Hatırlatmak gerekirse tefeül/tefe’ül Arapça fe’l/fal kavramından türemiş bir isim. Fal tutma/açma, fala bakma anlamına geliyor. Ömer Seyfettin hikâye kahramanlarından birini “kış gecelerinde divanlardan tefeül eder” diye anlatır. İskender Pala ise “Eskiden bakla, kahve telvesi vs. ile fala bakmak yanında Kur’an-ı Kerim’den tefeül etmek de adetten idi. Hafız Divanı da tefeül edilen kitaplardan sayılır.” diye bahseder. (Misalli Büyük Türkçe Sözlük, Kubbealtı)
Tefeül, cahiliye dönemi alışkanlıklarından biridir. Şekil değiştirerek yaşadığımız topluma da intikal etmiştir. Batıl bir folklor unsurudur. “Tıyere/bir şeyde uğursuzluk vehmetme”nin karşıtı olarak “tefeül/bir şeyde uğur vehmetme” anlamına gelir. İki kavram birbirine karşıt olsa da ortak noktaları “gelecekten haber verme”dir. Yani her iki kavram da “ileride ortaya çıkacak bazı olaylar için işaretler taşıma” hususunda birleşir.
Kur’an-ı Kerim’de (Maide, 5/3) tıpkı “leş, kan, domuz eti, putlar” gibi “ezlam/şans-fal okları” da haram kılınmış, fısk unsuru sayılmıştır. Fakat buna rağmen kılık değiştirerek tefeülü İslamileştirme girişimleri eksik olmamıştır. Mesela Kur’an-ı Kerim’in rastgele açılan bir sayfasından göze çarpan ilk ayetten, ilk satırdan veya kelimeden müspet veya menfi bir karar edinme yolunu tutanlar olmuştur. Kurşun dökme, bakla ve kahve falı gibi kitap falı da aynı sapmanın bir devamıdır. Hafız Divanı, Mesnevi, Ahmediye, Muhammediye vd gibi eserleri kimilerinin tefeül için kullandıklarını biliyorduk. Yahya Kemal veya A. Hamdi Tanpınar’ın eserlerinin tefeül için kullanıldığını ise bu vesileyle öğrenmiş olduk. (İsmail Kara duymasın! Bu durum tefeülde gelenekçi çizgiden bir sapma(!) sayılır.)
İslam, bütün bir insanlığı akıl ve iradeyi vahyin kılavuzluğunda kullanarak sebep ve sonuçları anlamaya sevk ediyor. Durum böyleyken bu nasıl bir itikat ve ne biçim bir siyasal-sosyal analizdir ki “tefeül”den medet ummayı adet haline getirir? Siyasal-sosyal analizlere İslam dışı mistik bir tarz katmanın getireceği zararları hesaplayabilmek mümkün değil.

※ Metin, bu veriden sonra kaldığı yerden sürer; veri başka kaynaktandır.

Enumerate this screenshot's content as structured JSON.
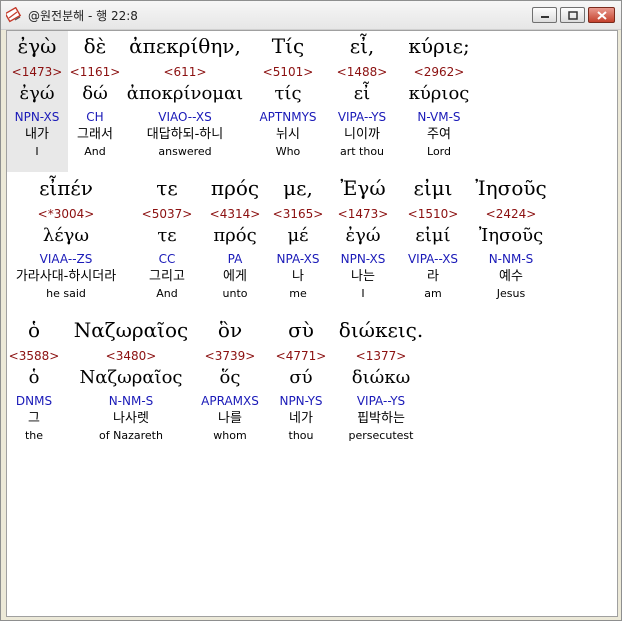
{
  "window": {
    "title": "@원전분해 - 행 22:8",
    "minimize_icon": "minimize-icon",
    "maximize_icon": "maximize-icon",
    "close_icon": "close-icon"
  },
  "colors": {
    "strong": "#8b1010",
    "parsing": "#1a1ab8",
    "selection": "#e8e8e8"
  },
  "rows": [
    {
      "words": [
        {
          "greek": "ἐγὼ",
          "strong": "<1473>",
          "lemma": "ἐγώ",
          "parse": "NPN-XS",
          "korean": "내가",
          "english": "I"
        },
        {
          "greek": "δὲ",
          "strong": "<1161>",
          "lemma": "δώ",
          "parse": "CH",
          "korean": "그래서",
          "english": "And"
        },
        {
          "greek": "ἀπεκρίθην,",
          "strong": "<611>",
          "lemma": "ἀποκρίνομαι",
          "parse": "VIAO--XS",
          "korean": "대답하되-하니",
          "english": "answered"
        },
        {
          "greek": "Τίς",
          "strong": "<5101>",
          "lemma": "τίς",
          "parse": "APTNMYS",
          "korean": "뉘시",
          "english": "Who"
        },
        {
          "greek": "εἶ,",
          "strong": "<1488>",
          "lemma": "εἶ",
          "parse": "VIPA--YS",
          "korean": "니이까",
          "english": "art thou"
        },
        {
          "greek": "κύριε;",
          "strong": "<2962>",
          "lemma": "κύριος",
          "parse": "N-VM-S",
          "korean": "주여",
          "english": "Lord"
        }
      ]
    },
    {
      "words": [
        {
          "greek": "εἶπέν",
          "strong": "<*3004>",
          "lemma": "λέγω",
          "parse": "VIAA--ZS",
          "korean": "가라사대-하시더라",
          "english": "he said"
        },
        {
          "greek": "τε",
          "strong": "<5037>",
          "lemma": "τε",
          "parse": "CC",
          "korean": "그리고",
          "english": "And"
        },
        {
          "greek": "πρός",
          "strong": "<4314>",
          "lemma": "πρός",
          "parse": "PA",
          "korean": "에게",
          "english": "unto"
        },
        {
          "greek": "με,",
          "strong": "<3165>",
          "lemma": "μέ",
          "parse": "NPA-XS",
          "korean": "나",
          "english": "me"
        },
        {
          "greek": "Ἐγώ",
          "strong": "<1473>",
          "lemma": "ἐγώ",
          "parse": "NPN-XS",
          "korean": "나는",
          "english": "I"
        },
        {
          "greek": "εἰμι",
          "strong": "<1510>",
          "lemma": "εἰμί",
          "parse": "VIPA--XS",
          "korean": "라",
          "english": "am"
        },
        {
          "greek": "Ἰησοῦς",
          "strong": "<2424>",
          "lemma": "Ἰησοῦς",
          "parse": "N-NM-S",
          "korean": "예수",
          "english": "Jesus"
        }
      ]
    },
    {
      "words": [
        {
          "greek": "ὁ",
          "strong": "<3588>",
          "lemma": "ὁ",
          "parse": "DNMS",
          "korean": "그",
          "english": "the"
        },
        {
          "greek": "Ναζωραῖος",
          "strong": "<3480>",
          "lemma": "Ναζωραῖος",
          "parse": "N-NM-S",
          "korean": "나사렛",
          "english": "of Nazareth"
        },
        {
          "greek": "ὃν",
          "strong": "<3739>",
          "lemma": "ὅς",
          "parse": "APRAMXS",
          "korean": "나를",
          "english": "whom"
        },
        {
          "greek": "σὺ",
          "strong": "<4771>",
          "lemma": "σύ",
          "parse": "NPN-YS",
          "korean": "네가",
          "english": "thou"
        },
        {
          "greek": "διώκεις.",
          "strong": "<1377>",
          "lemma": "διώκω",
          "parse": "VIPA--YS",
          "korean": "핍박하는",
          "english": "persecutest"
        }
      ]
    }
  ]
}
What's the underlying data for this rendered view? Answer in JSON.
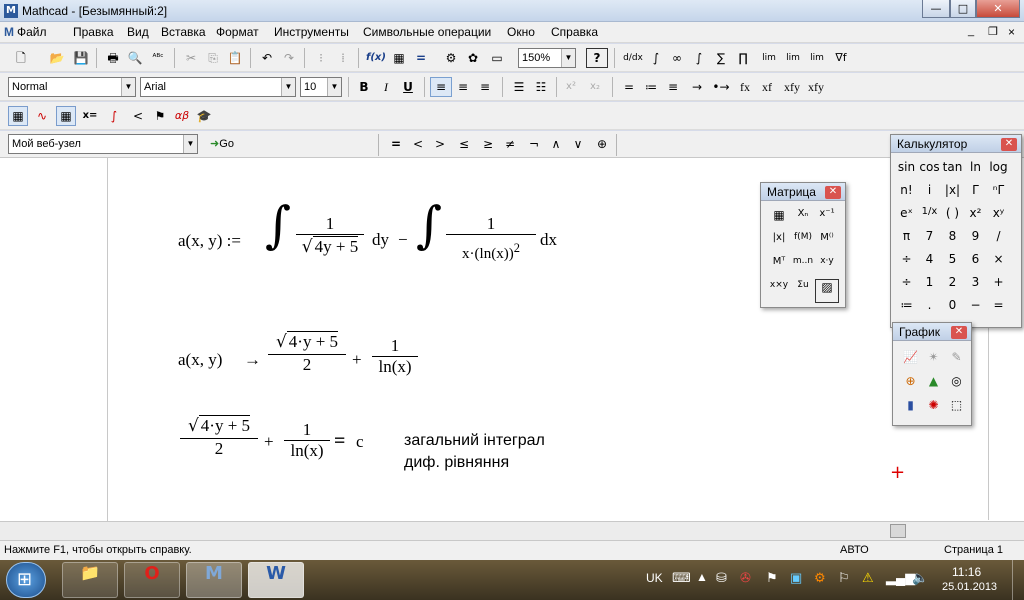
{
  "window": {
    "app_icon": "M",
    "title": "Mathcad - [Безымянный:2]",
    "controls": {
      "minimize": "—",
      "maximize": "□",
      "close": "✕"
    },
    "doc_controls": {
      "minimize": "_",
      "restore": "❐",
      "close": "×"
    }
  },
  "menu": {
    "doc_icon": "M",
    "items": [
      "Файл",
      "Правка",
      "Вид",
      "Вставка",
      "Формат",
      "Инструменты",
      "Символьные операции",
      "Окно",
      "Справка"
    ]
  },
  "standard_toolbar": {
    "zoom": "150%",
    "buttons": [
      "🗋",
      "📂",
      "💾",
      "🖶",
      "🔍",
      "ᴬᴮᶜ",
      "✂",
      "⎘",
      "📋",
      "↶",
      "↷",
      "⁝",
      "⁞",
      "f(x)",
      "▦",
      "=",
      "▭",
      "⚙",
      "✿",
      "▣",
      "?"
    ]
  },
  "calculus_toolbar": {
    "buttons": [
      "d/dx",
      "∫",
      "∞",
      "∫",
      "∑",
      "∏",
      "lim",
      "lim",
      "lim",
      "∇f"
    ]
  },
  "format_toolbar": {
    "style": "Normal",
    "font": "Arial",
    "size": "10",
    "buttons": [
      "B",
      "I",
      "U",
      "≡",
      "≡",
      "≡",
      "☰",
      "☷",
      "x²",
      "x₂"
    ]
  },
  "evaluation_toolbar": {
    "buttons": [
      "=",
      "≔",
      "≡",
      "→",
      "•→",
      "fx",
      "xf",
      "xfy",
      "xfy"
    ]
  },
  "math_toolbar": {
    "buttons": [
      "▦",
      "∿",
      "▦",
      "x=",
      "∫",
      "<",
      "⚑",
      "αβ",
      "🎓"
    ]
  },
  "resources": {
    "url": "Мой веб-узел",
    "go": "Go"
  },
  "boolean_toolbar": {
    "buttons": [
      "=",
      "<",
      ">",
      "≤",
      "≥",
      "≠",
      "¬",
      "∧",
      "∨",
      "⊕"
    ]
  },
  "worksheet": {
    "def": {
      "lhs": "a(x, y) :=",
      "int1_num": "1",
      "int1_den": "4y + 5",
      "int1_d": "dy",
      "minus": "−",
      "int2_num": "1",
      "int2_den": "x·(ln(x))",
      "int2_exp": "2",
      "int2_d": "dx"
    },
    "symbolic": {
      "lhs": "a(x, y)",
      "arrow": "→",
      "frac1_num": "4·y + 5",
      "frac1_den": "2",
      "plus": "+",
      "frac2_num": "1",
      "frac2_den": "ln(x)"
    },
    "equation": {
      "frac1_num": "4·y + 5",
      "frac1_den": "2",
      "plus": "+",
      "frac2_num": "1",
      "frac2_den": "ln(x)",
      "eq": "=",
      "rhs": "c"
    },
    "note": {
      "line1": "загальний інтеграл",
      "line2": "диф. рівняння"
    },
    "cursor": "+"
  },
  "matrix_palette": {
    "title": "Матрица",
    "buttons": [
      "▦",
      "Xₙ",
      "x⁻¹",
      "|x|",
      "f(M)",
      "M⁽⁾",
      "Mᵀ",
      "m..n",
      "x·y",
      "x×y",
      "Σu",
      "▨"
    ]
  },
  "calculator_palette": {
    "title": "Калькулятор",
    "buttons": [
      "sin",
      "cos",
      "tan",
      "ln",
      "log",
      "n!",
      "i",
      "|x|",
      "Γ",
      "ⁿΓ",
      "eˣ",
      "1/x",
      "( )",
      "x²",
      "xʸ",
      "π",
      "7",
      "8",
      "9",
      "/",
      "÷",
      "4",
      "5",
      "6",
      "×",
      "÷",
      "1",
      "2",
      "3",
      "+",
      "≔",
      ".",
      "0",
      "−",
      "="
    ]
  },
  "graph_palette": {
    "title": "График",
    "buttons": [
      "📈",
      "✴",
      "✎",
      "⊕",
      "▲",
      "◎",
      "▮",
      "✺",
      "⬚"
    ]
  },
  "status": {
    "help": "Нажмите F1, чтобы открыть справку.",
    "mode": "АВТО",
    "page": "Страница 1"
  },
  "taskbar": {
    "apps": [
      "📁",
      "O",
      "M",
      "W"
    ],
    "lang": "UK",
    "time": "11:16",
    "date": "25.01.2013"
  }
}
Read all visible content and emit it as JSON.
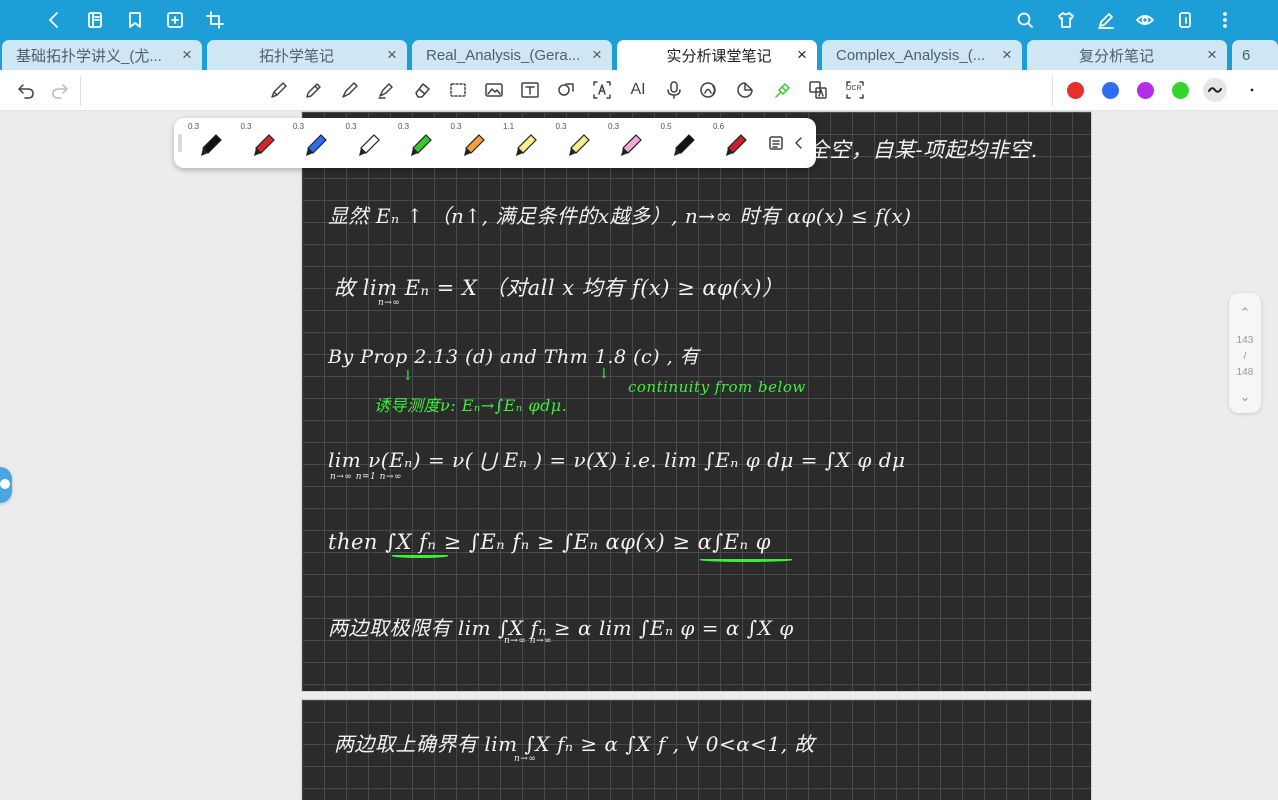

Allahu Teâlâ başta Hz. Muhammed (s) olmak üzere bütün ümmete istişareyi emrediyorken birileri bize istihareye yatmayı salık veriyor. Allahu Teâlâ tefekkürü, tezekkürü ve tevekkülü emrediyorken birileri de bizi haram kılınan tefeüle sığınmaya davet edebiliyor.
Amellerimizi salih kılabilmenin yolu, kavramlarımızı yerli yerine oturtmaktan geçiyor. Felah için muharref geleneklerin değil, İbrahimî geleneğin yolunu tutalım.